Their passion for the art form was contagious. Movies weren’t something to be seen and forgotten. They could be analyzed and argued and criticized and celebrated.
I took what Siskel and Ebert had to say to heart: if they both hated a movie, I wasn’t going to see it. If they split their opinions, well, I might give it a try. If they both loved it, I was all in.
When Siskel died of brain cancer in 1999, the dynamic forever changed. Ebert didn’t spark quite the same way with the other critics who followed Siskel on their TV show, although I did like Richard Roeper. The chemistry between Siskel and Ebert was unique.
Hearing the “At the Movies” intro music still provokes a Pavlovian reaction in me: of happiness, of anticipation.
I wasn’t blind in my affection for Ebert. I thought the thumbs up/thumbs down conceit was reductive. And I liked seeing Ebert talk movies more than I did reading his reviews. (I was more of a fan of The New York Times’ Janet Maslin and, later, Entertainment Weekly’s Lisa Schwarzbaum.)

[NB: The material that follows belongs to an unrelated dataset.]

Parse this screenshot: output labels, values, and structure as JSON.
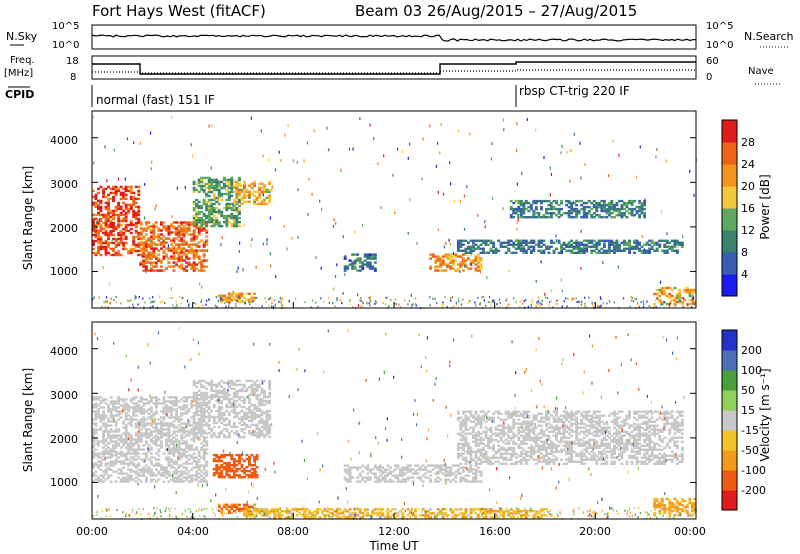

New Yorker critic Pauline Kael had a more high-brow impact, but Ebert influenced the Everyman’s view of cinema. And he helped us expect more from our movies.
Impressive, too, was how he handled fighting his cancer and losing his voice. He told the Associated Press, “You play the cards you’re dealt. What’s your choice? I have no pain, I enjoy life, and why should I complain?”